Giving it all away, just to get rich.

Paul Kedrosky writes about the source of superior investment returns; which states that the key is to find the actionable investments where you disagree with the consensus. Certainty, say that gas prices will move in a direction different from the consensus estimate, is one thing but then what action do you take?

In my noodle this got mixed up with a model of group forming I’ve been meaning to write up. It’s from a paper that Karim passed along. In this model the group has a consensus model of the world, while it’s members have their personal models. Call these vectors in belief space. Over time the group’s model shifts, if you are optimistic about the wisdom of crowds it shifts toward the truth. The member models also shift toward the group’s model via socialization, indocrination, etc.

It’s fun to draw analogies between that model and some of the other models (1, 2, 3) of groups.

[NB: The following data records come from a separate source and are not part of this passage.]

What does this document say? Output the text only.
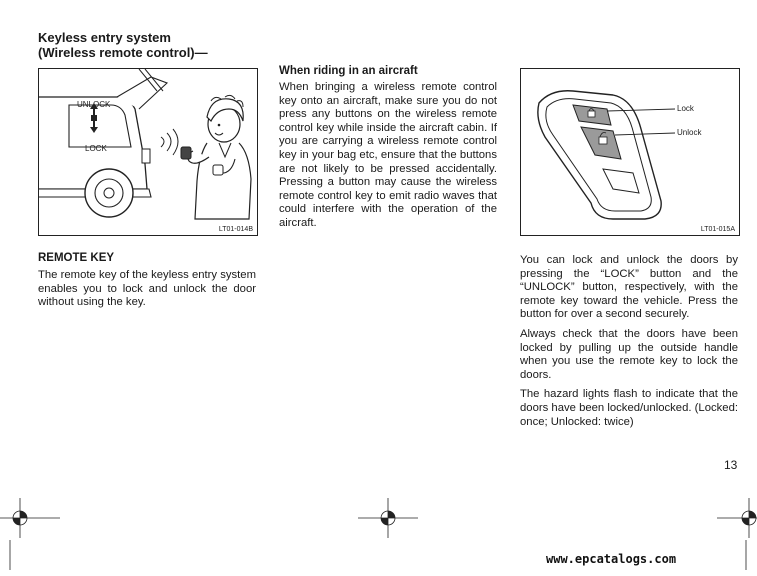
Keyless entry system
(Wireless remote control)—
UNLOCK
LOCK
LT01-014B
REMOTE KEY
The remote key of the keyless entry system enables you to lock and unlock the door without using the key.
When riding in an aircraft
When bringing a wireless remote control key onto an aircraft, make sure you do not press any buttons on the wireless remote control key while inside the aircraft cabin. If you are carrying a wireless remote control key in your bag etc, ensure that the buttons are not likely to be pressed accidentally. Pressing a button may cause the wireless remote control key to emit radio waves that could interfere with the operation of the aircraft.
Lock
Unlock
LT01-015A

You can lock and unlock the doors by pressing the “LOCK” button and the “UNLOCK” button, respectively, with the remote key toward the vehicle. Press the button for over a second securely.

Always check that the doors have been locked by pulling up the outside handle when you use the remote key to lock the doors.

The hazard lights flash to indicate that the doors have been locked/unlocked. (Locked: once; Unlocked: twice)

13
www.epcatalogs.com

More interestingly though. One of the canonical dozen questions about open source is why members freely reveal: relinquishing ownership what are presumably valuable bits of knowledge to the commons. You can ask that same qustion in an investment context.

Let’s say you are confident that we are about to transition over Hubbard’s peak and the price of oil will sky rocket. Do you reveal this knowledge to others? To first order the investment answer is no. Instead you go find actionable investments (say long haul railroads on the upside and trucking companies on the downside) and then you just stand by and wait to get rich.

But investing is a funny thing. You get your prize when the consensus model comes into alignment with your investment. Predicting the movements of the consensus is what counts, that’s only somewhat aligned with accurate predictions about reality. When calculating when you’ll be able to cash out the question isn’t “when will I be proven correct” it’s “when will the crowd believe I’m correct.” The sooner that happens the better the investment oportunity.

Investments based on any number of certain events (peak oil, global warming, China’s currency, the US balance of trade, Iraq’s oil reserves, etc. etc.) are most highly leveraged just at the moment before the crowd begins to take them seriously.

For that reason you might freely reveal your more accurate model in the hope of accellerating the crowd’s phase transition out of it’s delusions.

One driver of free revealing can be an entirely selfish attempt to increase the net present value of your investments.

1 thought on “Giving it all away, just to get rich.

  1. Tim O'Reilly

    Great insight. Over the years, I’ve made this a conscious part of my publishing and marketing strategy. Back in the early 90s, when we were a largely unknown publisher of specialty Unix books, I did a bibliography of all the best Unix books from all publishers, including my competitors, with the argument that retailers ought to be paying attention to this market, and that if we did, we’d get our fair share of the upside. When we published The Whole Internet User’s Guide and Catalog in 1992, we started a huge PR campaign about the internet and the web, not about the book, because we figured that people would discover the book. Similarly, in 1997/1998, I began open source activism, in part because I figured that raising the profile of the software would also increase the market for my books. (That being said, changing people’s minds becomes addictive, and I’ve spent a lot of time on activism in areas where I have very little product, just a conviction that the area or idea is or will be important.)